Watchdog sounds alarm on fraud risks in federal health insurance program

The report, released April 29, examined the Federal Employees Health Benefits Program, the nation’s largest employer-sponsored health insurance system, which covers more than 8 million federal employees, retirees and family members at an annual cost of roughly $70 billion. The report details thousands of potential fraud cases due to lax oversight.

Published: May 16, 2026 10:33pm

The U.S. Government Accountability Office is warning in a new report that weaknesses in oversight within the federal government’s health insurance program for federal workers may have allowed thousands of potentially ineligible medical providers to receive payments.

The report, released April 29, examined the Federal Employees Health Benefits Program, the nation’s largest employer-sponsored health insurance system, which covers more than 8 million federal employees, retirees and family members at an annual cost of roughly $70 billion.

Federal auditors found that gaps in screening and verification procedures by the Office of Personnel Management and its Inspector General’s office allowed some deceased providers and providers barred from federal health programs to continue participating in the system. 

As many as 2,000 ineligible claims paid

"Taking additional steps to identify providers who are deceased or excluded from other federal programs would help OPM and OPM/OIG prevent fraud and improper payments in the FEHB program," read the report. "For example, comparing death data with FEHB claims could help prevent improper payments or fraud in FEHB claims payments."

According to the report, GAO identified claims linked to approximately 400 deceased providers as well as more than 2,000 claims involving providers excluded from federal programs.

Investigators said the improper claims represented only a small portion of overall payments but highlighted continuing vulnerabilities to fraud and improper spending. The report also found that some insurance carriers administering federal employee health plans failed to consistently notify patients when their providers had been suspended or debarred, despite existing requirements to do so. 

Verification "Isn't always working" GAO says

'"The Office of Personnel Management is responsible for managing fraud risks in the program. But OPM's process for verifying whether health care providers were eligible to provide care under the program isn't always working," the GAO said. 
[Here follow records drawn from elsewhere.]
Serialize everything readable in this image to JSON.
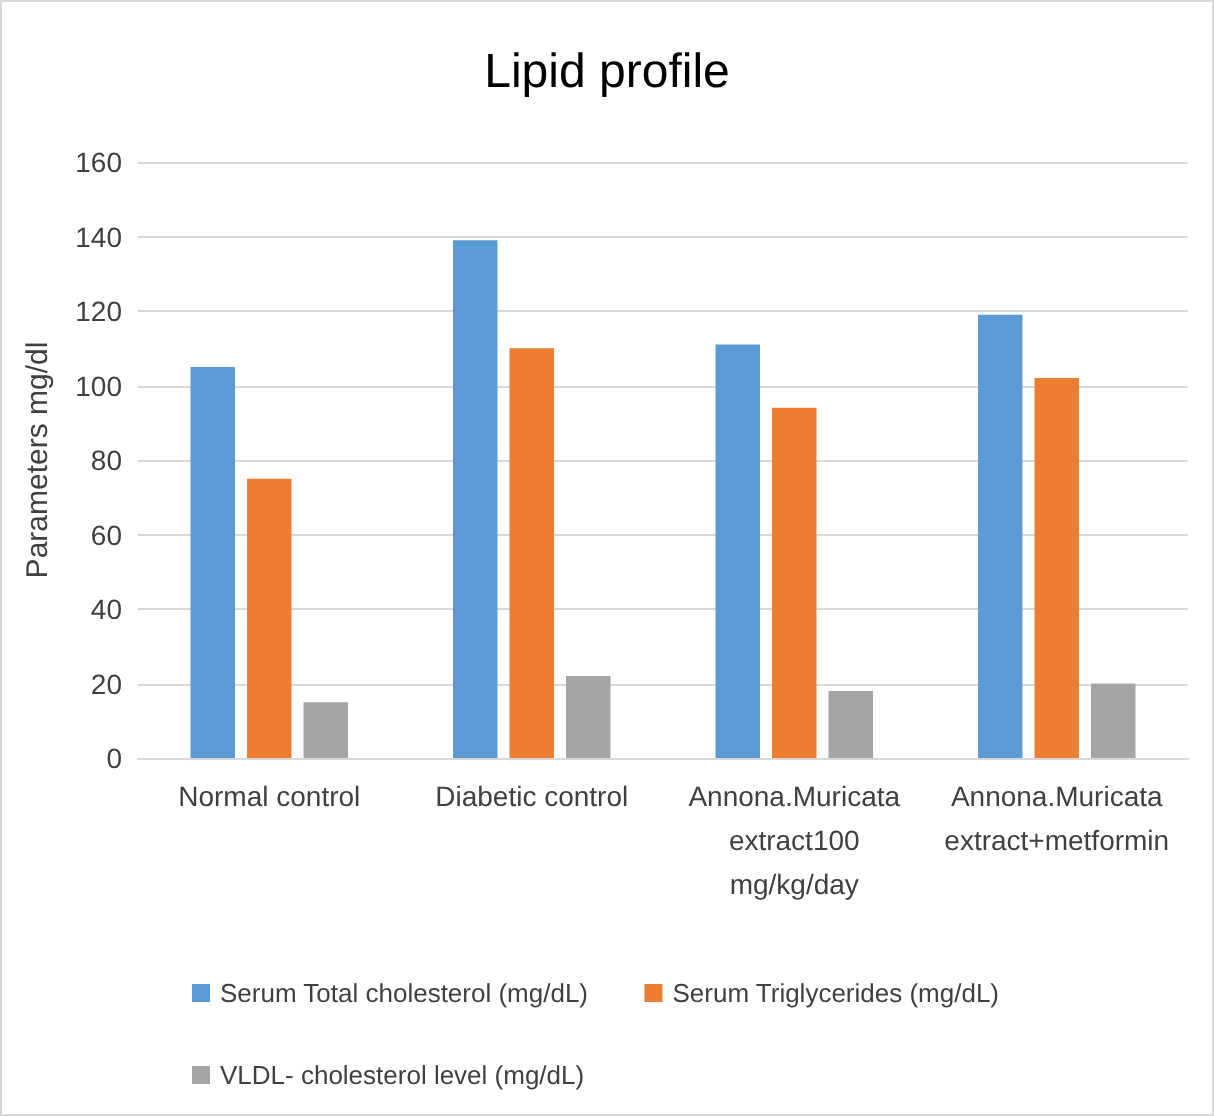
{
  "chart_data": {
    "type": "bar",
    "title": "Lipid profile",
    "ylabel": "Parameters mg/dl",
    "categories": [
      "Normal control",
      "Diabetic control",
      "Annona.Muricata\nextract100\nmg/kg/day",
      "Annona.Muricata\nextract+metformin"
    ],
    "series": [
      {
        "name": "Serum Total cholesterol (mg/dL)",
        "color": "#5b9bd5",
        "values": [
          105,
          139,
          111,
          119
        ]
      },
      {
        "name": "Serum Triglycerides (mg/dL)",
        "color": "#ed7d31",
        "values": [
          75,
          110,
          94,
          102
        ]
      },
      {
        "name": "VLDL- cholesterol level (mg/dL)",
        "color": "#a5a5a5",
        "values": [
          15,
          22,
          18,
          20
        ]
      }
    ],
    "ylim": [
      0,
      160
    ],
    "yticks": [
      0,
      20,
      40,
      60,
      80,
      100,
      120,
      140,
      160
    ],
    "grid": "y",
    "legend": "bottom"
  }
}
"For example, our data analyses identified claims from providers who were deceased or excluded from other federal programs for certain violations," the watchdog said. In some cases, providers allegedly continued billing the system months after they lost eligibility.

One case cited in the report involved a provider who had been debarred after a conviction tied to falsified Medicaid counseling records. Auditors said the provider delayed submitting claims for several months, allowing payments to be processed even after the debarment took effect.

GAO issued 15 recommendations aimed at tightening oversight, including stronger procedures for identifying deceased providers, improved data matching with federal exclusion databases and clearer requirements for notifying patients about suspended providers.

The Office of Personnel Management and its inspector general agreed with the recommendations, according to the report.